Beberapa contoh kegiatan transfer pricing didalam sebuah perusahaan :
1. Sebuah perusahaan—X Corp—berkedudukan di negara X memiliki anak perusahaan di
Indonesia, yaitu PT ABC, yang bergerak di bidang industri mainan. Untuk
memproduksi mainan yang dijual di Indonesia, PT ABC mengimpor bahan baku dari X
Corp. Harga wajar bahan baku tersebut di pasar misal US$10/pcs. Tapi, dalam transaksi
antara X Corp dengan PT ABC, harga bahan baku yang sama dijual dengan harga
US$30/pcs. Sehingga ada mark up sebesar US$20/pcs. Harga US$10/pcs ini tidak akan
mungkin terjadi jika transaksi tersebut dilakukan dengan perusahaan yang bukan dalam
satu grup atau tidak mempunyai hubungan istimewa. Sehingga tidak terjadi prinsip
harga pasar wajar pada transaksi ini (arm’s length price principle).
2. Contoh lain yang umumnya sering digunakan dalam transfer pricing adalah misalkan X
Corp tidak bertransaksi langsung dengan anak perusahaan di Indonesia, tetapi menjual
dulu kepada anak perusahaan yang berkedudukan di Filipina. Lalu, dari Filipina barang
tersebut dijual ke perusahaan yang ada di Malaysia, baru setelah itu perusahaan di
Malaysia melakukan transaksi dengan perusahaan di Indonesia. Sehingga ketika sampai
di Indonesia, harganya sudah naik berkali-kali lipat.
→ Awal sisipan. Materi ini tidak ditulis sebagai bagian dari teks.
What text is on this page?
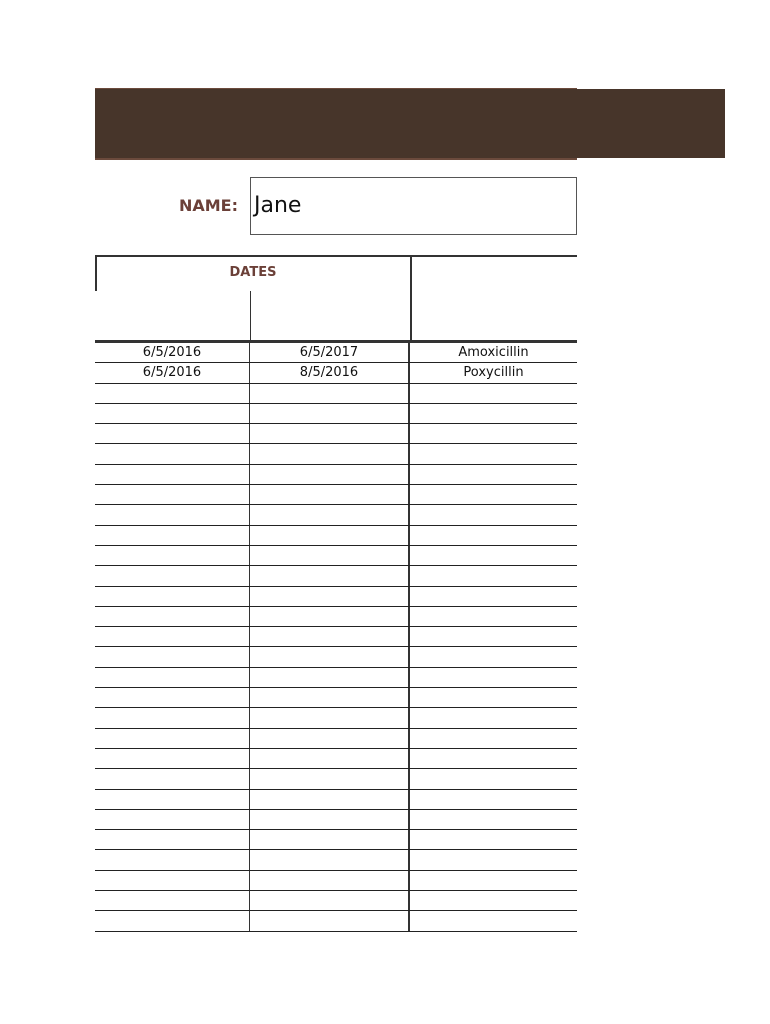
NAME: Jane
DATES
6/5/2016	6/5/2017	Amoxicillin
6/5/2016	8/5/2016	Poxycillin
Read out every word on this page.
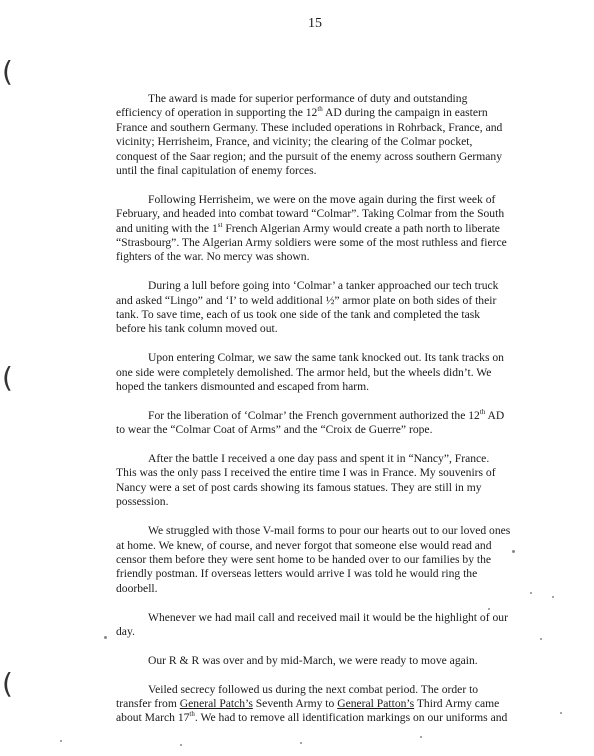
15
(
(
(

The award is made for superior performance of duty and outstanding efficiency of operation in supporting the 12th AD during the campaign in eastern France and southern Germany. These included operations in Rohrback, France, and vicinity; Herrisheim, France, and vicinity; the clearing of the Colmar pocket, conquest of the Saar region; and the pursuit of the enemy across southern Germany until the final capitulation of enemy forces.

Following Herrisheim, we were on the move again during the first week of February, and headed into combat toward “Colmar”. Taking Colmar from the South and uniting with the 1st French Algerian Army would create a path north to liberate “Strasbourg”. The Algerian Army soldiers were some of the most ruthless and fierce fighters of the war. No mercy was shown.

During a lull before going into ‘Colmar’ a tanker approached our tech truck and asked “Lingo” and ‘I’ to weld additional ½” armor plate on both sides of their tank. To save time, each of us took one side of the tank and completed the task before his tank column moved out.

Upon entering Colmar, we saw the same tank knocked out. Its tank tracks on one side were completely demolished. The armor held, but the wheels didn’t. We hoped the tankers dismounted and escaped from harm.

For the liberation of ‘Colmar’ the French government authorized the 12th AD to wear the “Colmar Coat of Arms” and the “Croix de Guerre” rope.

After the battle I received a one day pass and spent it in “Nancy”, France. This was the only pass I received the entire time I was in France. My souvenirs of Nancy were a set of post cards showing its famous statues. They are still in my possession.

We struggled with those V-mail forms to pour our hearts out to our loved ones at home. We knew, of course, and never forgot that someone else would read and censor them before they were sent home to be handed over to our families by the friendly postman. If overseas letters would arrive I was told he would ring the doorbell.

Whenever we had mail call and received mail it would be the highlight of our day.

Our R & R was over and by mid-March, we were ready to move again.

Veiled secrecy followed us during the next combat period. The order to transfer from General Patch’s Seventh Army to General Patton’s Third Army came about March 17th. We had to remove all identification markings on our uniforms and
Dengan begitu, jelas saja PT ABC
yang berkedudukan di Indonesia akan menderita kerugian karena ia harus membayar
bahan baku dengan harga yang jauh lebih tinggi daripada harga wajar. Sehingga potensi
pajak yang seharusnya dibayarkan oleh PT ABC ke negara menjadi hilang karena PT
ABC mencatat kerugian atau keuntungannya mengecil karena praktik transfer pricing.
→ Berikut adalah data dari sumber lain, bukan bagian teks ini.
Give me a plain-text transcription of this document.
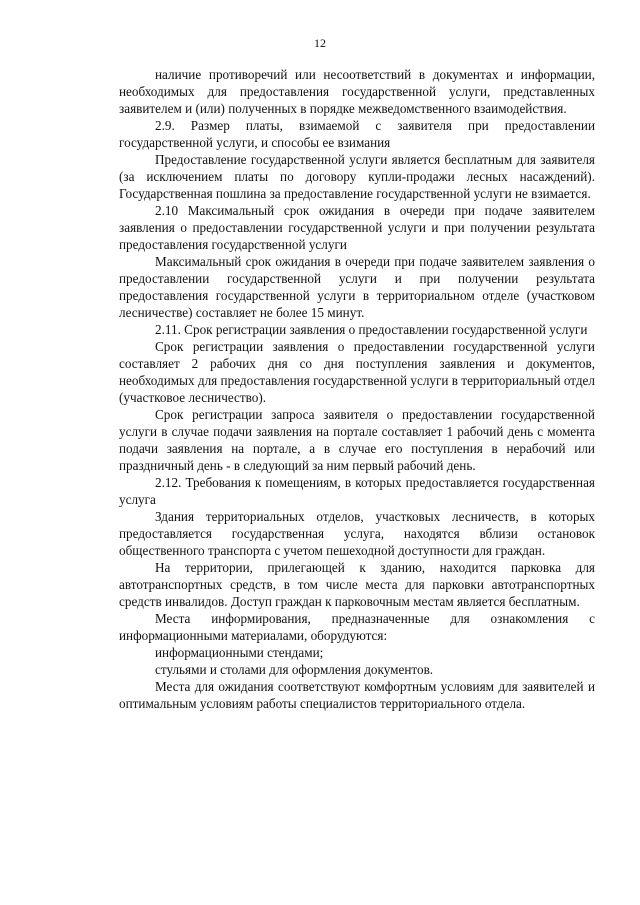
12

наличие противоречий или несоответствий в документах и информации, необходимых для предоставления государственной услуги, представленных заявителем и (или) полученных в порядке межведомственного взаимодействия.

2.9. Размер платы, взимаемой с заявителя при предоставлении государственной услуги, и способы ее взимания

Предоставление государственной услуги является бесплатным для заявителя (за исключением платы по договору купли-продажи лесных насаждений). Государственная пошлина за предоставление государственной услуги не взимается.

2.10 Максимальный срок ожидания в очереди при подаче заявителем заявления о предоставлении государственной услуги и при получении результата предоставления государственной услуги

Максимальный срок ожидания в очереди при подаче заявителем заявления о предоставлении государственной услуги и при получении результата предоставления государственной услуги в территориальном отделе (участковом лесничестве) составляет не более 15 минут.

2.11. Срок регистрации заявления о предоставлении государственной услуги

Срок регистрации заявления о предоставлении государственной услуги составляет 2 рабочих дня со дня поступления заявления и документов, необходимых для предоставления государственной услуги в территориальный отдел (участковое лесничество).

Срок регистрации запроса заявителя о предоставлении государственной услуги в случае подачи заявления на портале составляет 1 рабочий день с момента подачи заявления на портале, а в случае его поступления в нерабочий или праздничный день - в следующий за ним первый рабочий день.

2.12. Требования к помещениям, в которых предоставляется государственная услуга

Здания территориальных отделов, участковых лесничеств, в которых предоставляется государственная услуга, находятся вблизи остановок общественного транспорта с учетом пешеходной доступности для граждан.

На территории, прилегающей к зданию, находится парковка для автотранспортных средств, в том числе места для парковки автотранспортных средств инвалидов. Доступ граждан к парковочным местам является бесплатным.

Места информирования, предназначенные для ознакомления с информационными материалами, оборудуются:

информационными стендами;

стульями и столами для оформления документов.

Места для ожидания соответствуют комфортным условиям для заявителей и оптимальным условиям работы специалистов территориального отдела.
3. Melakukan mark down atas penghasilan yang diperoleh. Misal, seperti contoh di atas,
PT ABC seharusnya bisa menjual produk mainannya ke pasar dengan harga US$20/pcs
tetapi terlebih dahulu menjualnya ke S Co yang masih merupakan grup perusahaan
yang berada di negara S yang mempunyai tarif pajak yang lebih rendah (tax heaven
country) dengan harga US$12/pcs. Kemudian S Co baru menjual mainan tersebut
dengan harga USD20/pcs ke Z Corp yang merupakan pihak independen (tidak
mempunyai hubungan istimewa/bukan grup perusahaan). Mainan itu sendiri tidak
dikirimkan oleh PT ABC ke S Co melainkan dikirimkan langsung ke Z Corp (transaksi
antara PT ABC dengan S Co hanya berupa transaksi invoice saja). Akibatnya
keuntungan yang diperoleh oleh PT ABC menjadi hilang atau berkurang yang efeknya
pajak penghasilan yang harus dibayar oleh PT ABC ke negara juga menjadi hilang atau
berkurang
Abuse of transfer pricing ternyata tidak hanya bisa dilakukan ke negara yang mempunyai tarif
pajak yang lebih rendah (tax heaven countries). Tetapi abuse of transfer pricing juga dapat
dilakukan ke perusahaan dalam satu grup di negara yang lebih tinggi tarif pajaknya sepanjang
perusahaan di negara tersebut sedang mengalami kerugian atau terdapat banyak loophole
perpajakan yang bisa dimanfaatkan di negara tersebut.
Dari contoh-contoh sederhana di atas, terlihat bahwa abuse of transfer pricing hanya dapat
dilakukan oleh perusahaan multinasional yang mempunyai anak-anak perusahaan di berbagai
negara (international transfer pricing). Sedangkan domestic transfer pricing tidak berpengaruh
secara signifikan terhadap potensi penerimaan pajak pada negara tersebut karena pengurangan
laba/penghasilan di satu perusahaan akan mengakibatkan penambahan laba/penghasilan di
perusahaan lainnya sehingga hasilnya akan sama ke penerimaan pajak. Walaupun domestic
transfer pricing masih dapat digunakan untuk mengalihkan laba dari suatu perusahaan ke
perusahaan lain yang masih berhak menikmati kompensasi kerugian.